Dr. Jenna Jambeck is an Associate Professor in the College of Engineering at the University of Georgia. She has been conducting research on solid waste issues for 20 years with related projects on marine debris since 2001. She also specializes in global waste management issues and plastic contamination. Her work on plastic waste inputs into the ocean published in Science was widely publicized, and she has spoken at events for the Global Ocean Commission, Our Ocean Conference, testified to U.S. Congress, and is on an advisory panel for the UNEP Global Partnership on Marine Litter. In November 2014, Jenna sailed across the Atlantic Ocean with 13 other women in expedition to sample land and open ocean plastic and to encourage women to enter STEM disciplines. She is the co-developer of the mobile app Marine Debris Tracker, a tool that continues to facilitate a growing global citizen science initiative. The app has documented the location of over one million litter and marine debris items removed from our environment throughout the world.
Nancy Wallace is the Director of the National Oceanic and Atmospheric Administration’s Marine Debris Program. The Marine Debris Program is the federal lead for researching, preventing, and reducing the impacts of marine debris in the United States. Nancy is the Chair of the Interagency Marine Debris Coordinating Committee, Chair of the United Nation’s Global Partnership on Marine Litter, and Co-Chair of the Asia Pacific Economic Cooperation’s Marine Debris Working Group. Nancy has worked on ocean policy related issues for the past 15 years. Her work includes resource conservation with the National Park Service, developing sustainable catch limits for fisheries off the east coast of the United States and efforts to improve water quality in the Gulf of Mexico.
Jaisheila Rajput is passionate about transforming the way we do business.

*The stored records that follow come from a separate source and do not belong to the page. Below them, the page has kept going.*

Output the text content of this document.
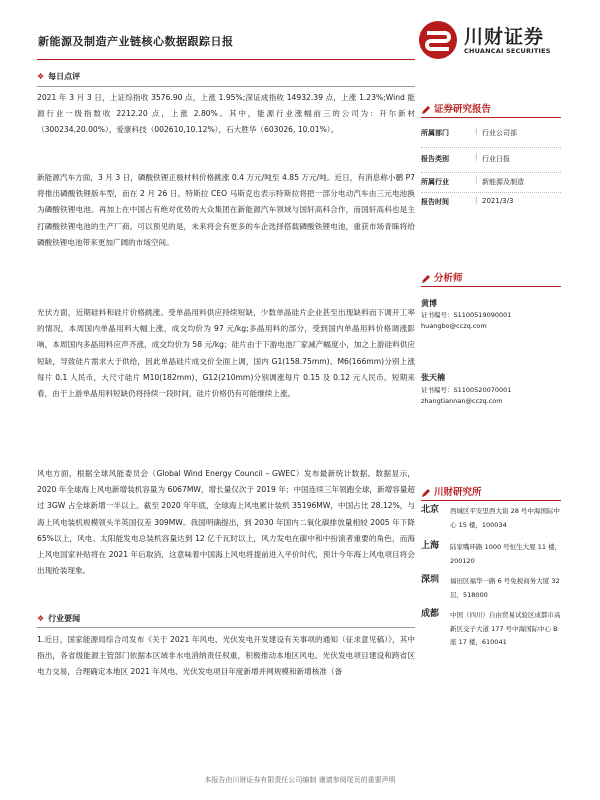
新能源及制造产业链核心数据跟踪日报	川财证券
CHUANCAI SECURITIES
❖ 每日点评

2021 年 3 月 3 日，上证综指收 3576.90 点，上涨 1.95%;深证成指收 14932.39 点，上涨 1.23%;Wind 能源行业一级指数收 2212.20 点，上涨 2.80%。其中，能源行业涨幅前三的公司为：开尔新材（300234,20.00%），爱康科技（002610,10.12%），石大胜华（603026, 10.01%）。

新能源汽车方面，3 月 3 日，磷酸铁锂正极材料价格跳涨 0.4 万元/吨至 4.85 万元/吨。近日，有消息称小鹏 P7 将推出磷酸铁锂版车型，而在 2 月 26 日，特斯拉 CEO 马斯克也表示特斯拉将把一部分电动汽车由三元电池换为磷酸铁锂电池。再加上在中国占有绝对优势的大众集团在新能源汽车领域与国轩高科合作，而国轩高科也是主打磷酸铁锂电池的生产厂商。可以预见的是，未来将会有更多的车企选择搭载磷酸铁锂电池，重获市场青睐将给磷酸铁锂电池带来更加广阔的市场空间。

光伏方面，近期硅料和硅片价格跳涨。受单晶用料供应持续短缺，少数单晶硅片企业甚至出现缺料而下调开工率的情况，本周国内单晶用料大幅上涨，成交均价为 97 元/kg;多晶用料的部分，受到国内单晶用料价格调涨影响，本周国内多晶用料应声齐涨，成交均价为 58 元/kg；硅片由于下游电池厂家减产幅度小，加之上游硅料供应短缺，导致硅片需求大于供给，因此单晶硅片成交价全面上调，国内 G1(158.75mm)、M6(166mm)分别上涨每片 0.1 人民币，大尺寸硅片 M10(182mm)、G12(210mm)分别调涨每片 0.15 及 0.12 元人民币。短期来看，由于上游单晶用料短缺仍将持续一段时间，硅片价格仍有可能继续上涨。

风电方面，根据全球风能委员会（Global Wind Energy Council – GWEC）发布最新统计数据。数据显示，2020 年全球海上风电新增装机容量为 6067MW，增长量仅次于 2019 年；中国连续三年领跑全球，新增容量超过 3GW 占全球新增一半以上。截至 2020 年年底，全球海上风电累计装机 35196MW，中国占比 28.12%，与海上风电装机规模领头羊英国仅差 309MW。我国明确提出，到 2030 年国内二氧化碳排放量相较 2005 年下降 65%以上，风电、太阳能发电总装机容量达到 12 亿千瓦时以上，风力发电在碳中和中扮演者重要的角色，而海上风电国家补贴将在 2021 年后取消，这意味着中国海上风电将提前进入平价时代，预计今年海上风电项目将会出现抢装现象。

❖ 行业要闻

1.近日，国家能源局综合司发布《关于 2021 年风电、光伏发电开发建设有关事项的通知（征求意见稿）》，其中指出，各省级能源主管部门依据本区域非水电消纳责任权重，积极推动本地区风电、光伏发电项目建设和跨省区电力交易，合理确定本地区 2021 年风电、光伏发电项目年度新增并网规模和新增核准（备

证券研究报告
所属部门	| 行业公司部
报告类别	| 行业日报
所属行业	| 新能源及制造
报告时间	| 2021/3/3
分析师
黄博
证书编号：S1100519090001
huangbo@cczq.com
张天楠
证书编号：S1100520070001
zhangtiannan@cczq.com
川财研究所
北京 西城区平安里西大街 28 号中海国际中心 15 楼，100034
上海 陆家嘴环路 1000 号恒生大厦 11 楼，200120
深圳 福田区福华一路 6 号免税商务大厦 32 层，518000
成都 中国（四川）自由贸易试验区成都市高新区交子大道 177 号中海国际中心 B 座 17 楼，610041
本报告由川财证券有限责任公司编制 谨请参阅尾页的重要声明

She is a fervent believer in developing practical and comprehensive solutions that have the biggest value with long-term benefits and impact. Jaisheila obtained a PhD in Chemistry from the University of Cape Town. From the beginning, she has leveraged her research and innovation capabilities into developing practical, industry relevant solutions. She has a career spanning over a decade in large corporates in the automotive, chemicals and construction industries. Her rich background includes technical, management systems, strategy and sustainability. She has worked in several countries including South Africa, Germany and Hong Kong. Jaisheila brings a fresh global perspective to the development of solutions for companies doing business in Africa.
Allison Schutes serves as a senior manager for the Trash Free Seas Program at Ocean Conservancy where she oversees the annual International Coastal Cleanup, the world’s largest, single-day volunteer effort on behalf of the ocean. Allison works to engage individuals and communities in the issue of ocean trash through education, outreach and the belief that we all can make a difference. Prior to working at Ocean Conservancy, Allison worked five years at an aquarium managing marine education and conservation programming. Allison received a Bachelor of Arts in Psychology from Rollins College and a Master’s Degree in Environmental Planning from the University of Florida.